Introduction to Statistical Profiling Support in Streamline

January 7, 2020

12 minute read time.

Starting with version 7.0, Arm Streamline Performance Analyzer (Streamline) supports profiling using the Statistical Profiling Extension (SPE). SPE is an optional extension to the Armv8.2-A architecture that allows low probe effect hardware sampling of the pipeline of the processor. Streamline is available as part of Arm Development Studio and Arm Mobile Studio.

Why SPE?

Previous versions of Streamline could only collect CPU performance information via hardware counters and could only sample the Program Counter via software interrupt. As hardware counters only provide aggregate counts, it is impossible to determine which specific instructions caused the event being counted. It is only possible to attribute counters to some region of the application, and that region is relatively large. The extent to which developers can isolate problem is therefore limited. Similarly, the rate with which the Program Counter or Call Stack can be sampled is limited. This is because sampling and unwinding are done is done in software using timer interrupt. The Statistical profiling Extension overcomes these issues by sampling the Program Counter periodically in hardware as part of the CPU’s pipeline. As a result, there is almost no overhead and so the sampling rate can be set much higher. As SPE is built into the processor’s pipeline, it can collect additional information directly about each sampled instruction. This information allows much more detailed analysis of executed code.

Tool Support

Streamline supports collecting SPE data alongside other performance counters in both system-wide and application tracing modes.

It supports visualizing the following SPE data:

Latency counter packets, providing issue and total instruction execution latency counts which can be used to identify execution stalls. The packets also provide load/store latency counts for memory accesses which can be used to identify high latency memory accesses and poor cache use.
Event packets, which provide important information about each sampled instruction.
This information includes:
- Whether the instruction accessed/hit/missed some level of cache
- Was a mis-predicted or not-taken branch
- Whether an exclusive load/store failed
Event packets can be used to identify issues such as branch prediction problems, poor cache use, and lock contention.
Data source packets, providing information about the level of memory hierarchy that a load or store accessed.

This data is visualized both in the timeline view, showing the trace for different events over time, and as an extension to the Call Paths, Functions and Code views. This allows the user to drill down to the per-thread, per-function, per-source-line and per-instruction level.

Prerequisites

Using SPE requires hardware with the appropriate extension, and a sufficiently recent Linux kernel with the arm_spe_pmu module enabled and support for SPE in device tree or UEFI. In addition, SPE currently requires KPTI to be disabled (boot with kpti=off kernel command-line argument). On future Arm CPU's this requirement is likely to be removed.

To check if SPE is supported by the kernel, check for the file /sys/bus/events/devices/arm_spe_0. To check if KPTI is enabled, check in the output of dmesg for the line Kernel/User page tables isolation: enabled or check /sys/devices/system/cpu/vulnerabilities/meltdown for which will contain Mitigation: PTI if enabled.

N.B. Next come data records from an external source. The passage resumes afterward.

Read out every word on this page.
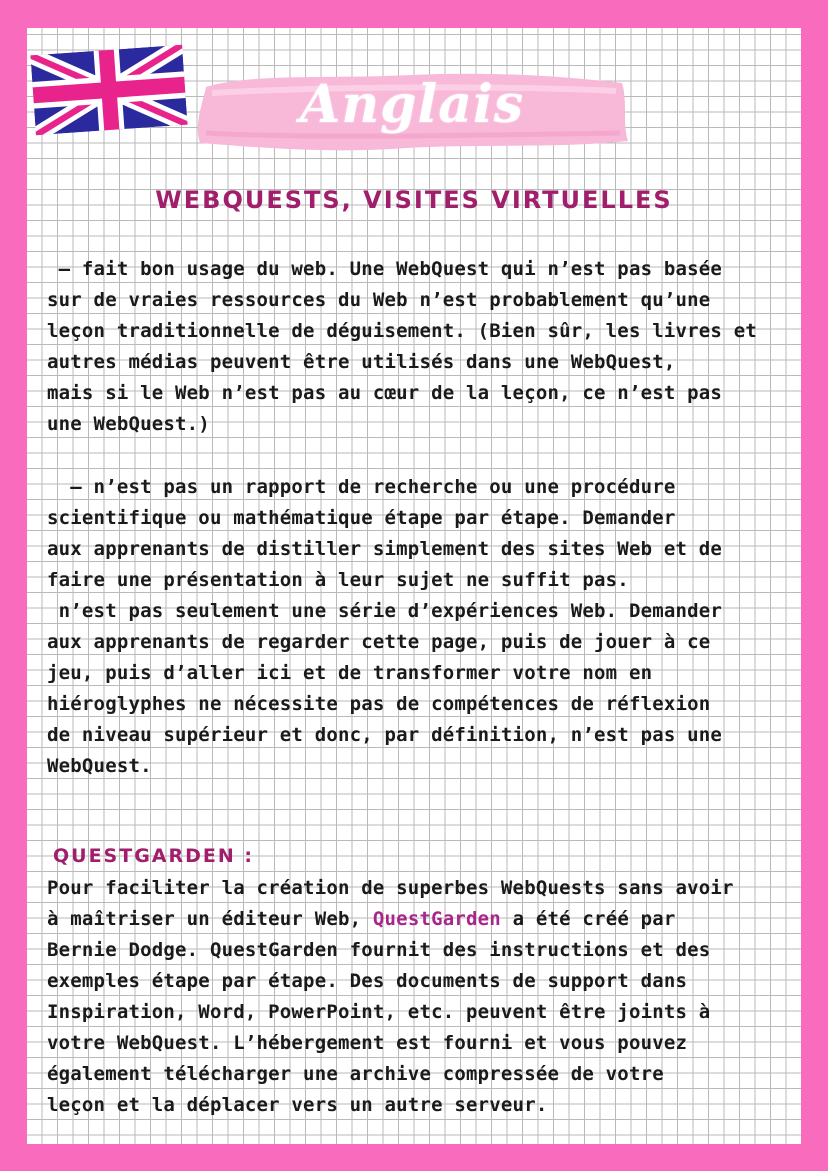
Anglais
WEBQUESTS, VISITES VIRTUELLES

– fait bon usage du web. Une WebQuest qui n’est pas basée
sur de vraies ressources du Web n’est probablement qu’une
leçon traditionnelle de déguisement. (Bien sûr, les livres et
autres médias peuvent être utilisés dans une WebQuest,
mais si le Web n’est pas au cœur de la leçon, ce n’est pas
une WebQuest.)

– n’est pas un rapport de recherche ou une procédure
scientifique ou mathématique étape par étape. Demander
aux apprenants de distiller simplement des sites Web et de
faire une présentation à leur sujet ne suffit pas.
n’est pas seulement une série d’expériences Web. Demander
aux apprenants de regarder cette page, puis de jouer à ce
jeu, puis d’aller ici et de transformer votre nom en
hiéroglyphes ne nécessite pas de compétences de réflexion
de niveau supérieur et donc, par définition, n’est pas une
WebQuest.

QUESTGARDEN :

Pour faciliter la création de superbes WebQuests sans avoir
à maîtriser un éditeur Web, QuestGarden a été créé par
Bernie Dodge. QuestGarden fournit des instructions et des
exemples étape par étape. Des documents de support dans
Inspiration, Word, PowerPoint, etc. peuvent être joints à
votre WebQuest. L’hébergement est fourni et vous pouvez
également télécharger une archive compressée de votre
leçon et la déplacer vers un autre serveur.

To use SPE, you will need access to a device that has the SPE feature, or to use an Arm model such as a Fixed Virtual Platform. For the purposes of this document, we are using the Arm Neoverse N1 SDP. If you wish to test on a model, then FVP_Base_RevC-2xAEMv8A Fixed Virtual Platform from Arm can be used.

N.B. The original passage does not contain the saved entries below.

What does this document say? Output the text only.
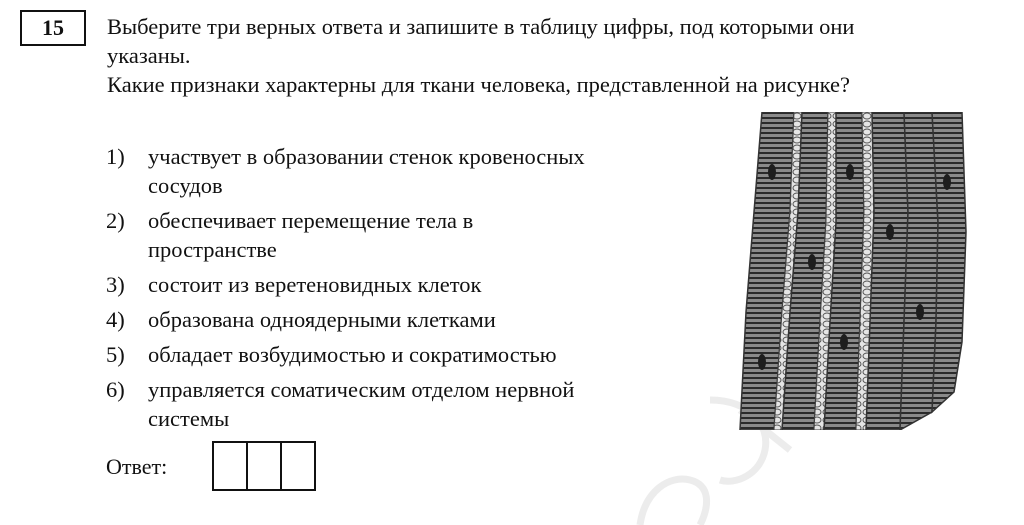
15	Выберите три верных ответа и запишите в таблицу цифры, под которыми они
указаны.
Какие признаки характерны для ткани человека, представленной на рисунке?
1)	участвует в образовании стенок кровеносных сосудов
2)	обеспечивает перемещение тела в пространстве
3)	состоит из веретеновидных клеток
4)	образована одноядерными клетками
5)	обладает возбудимостью и сократимостью
6)	управляется соматическим отделом нервной системы
Ответ:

Arm Mobile Studio fully supports SPE, but because there are currently no consumer Android devices that include the SPE capability, this document will focus on using Streamline with Arm Development Studio.

Neoverse N1 SDP Configuration

In this document, I am using the Arm Neoverse N1 Software Development Platform, running a basic Linux environment with Linux kernel 5.4.1. Beyond the normal kernel configuration options that are required to enable Streamline data collection, and in particular to enable SPE support as detailed previously, no special configuration is required.

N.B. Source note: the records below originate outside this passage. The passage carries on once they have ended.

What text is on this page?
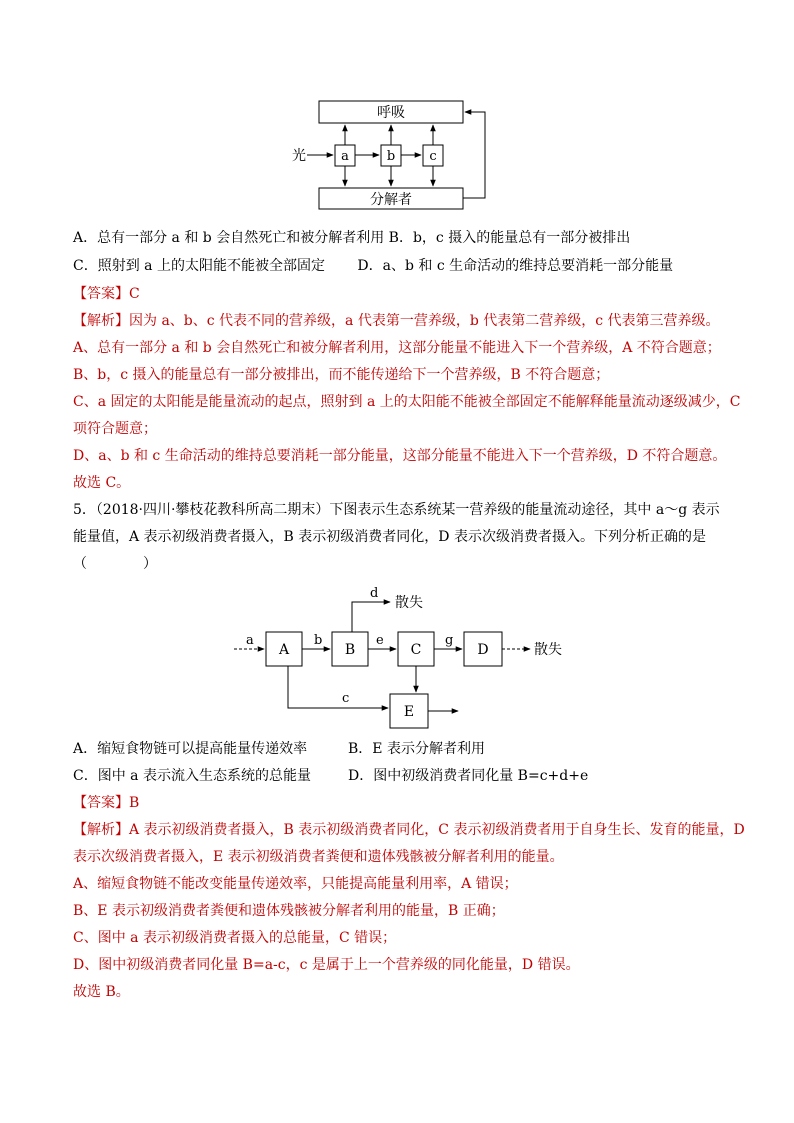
呼吸
分解者
光	a	b	c
A．总有一部分 a 和 b 会自然死亡和被分解者利用 B．b，c 摄入的能量总有一部分被排出
C．照射到 a 上的太阳能不能被全部固定　　 D．a、b 和 c 生命活动的维持总要消耗一部分能量
【答案】C
【解析】因为 a、b、c 代表不同的营养级，a 代表第一营养级，b 代表第二营养级，c 代表第三营养级。
A、总有一部分 a 和 b 会自然死亡和被分解者利用，这部分能量不能进入下一个营养级，A 不符合题意；
B、b，c 摄入的能量总有一部分被排出，而不能传递给下一个营养级，B 不符合题意；
C、a 固定的太阳能是能量流动的起点，照射到 a 上的太阳能不能被全部固定不能解释能量流动逐级减少，C
项符合题意；
D、a、b 和 c 生命活动的维持总要消耗一部分能量，这部分能量不能进入下一个营养级，D 不符合题意。
故选 C。
5．（2018·四川·攀枝花教科所高二期末）下图表示生态系统某一营养级的能量流动途径，其中 a～g 表示
能量值，A 表示初级消费者摄入，B 表示初级消费者同化，D 表示次级消费者摄入。下列分析正确的是
（　　　　）
a
A
b
B
d
散失
e
C
g
D	散失
c
E
A．缩短食物链可以提高能量传递效率	B．E 表示分解者利用
C．图中 a 表示流入生态系统的总能量	D．图中初级消费者同化量 B=c+d+e
【答案】B
【解析】A 表示初级消费者摄入，B 表示初级消费者同化，C 表示初级消费者用于自身生长、发育的能量，D
表示次级消费者摄入，E 表示初级消费者粪便和遗体残骸被分解者利用的能量。
A、缩短食物链不能改变能量传递效率，只能提高能量利用率，A 错误；
B、E 表示初级消费者粪便和遗体残骸被分解者利用的能量，B 正确；
C、图中 a 表示初级消费者摄入的总能量，C 错误；
D、图中初级消费者同化量 B=a-c，c 是属于上一个营养级的同化能量，D 错误。
故选 B。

The Neoverse N1 SDP is an unreleased infrastructure segment development platform currently only available to Early Access customers. The platform ships with a Neoverse N1 processor from Arm, the first to support the Statistical profiling Extension.

FVP Configuration

If you would like to try this on one of Arm's Fixed Virtual Platform models, it can be configured to enable SPE support by passing the following additional parameters:

-C cluster0.has_armv8-2=1 -C cluster0.has_statistical_profiling=1 -C cluster1.has_armv8-2=1 -C cluster1.has_statistical_profiling=1

Because the FVP does not model execution time, all instructions complete in a single cycle and so all latency counters report as zero on this target. Likewise, the FVP does not model the branch predictor and so all branches are reported as being predicted correctly.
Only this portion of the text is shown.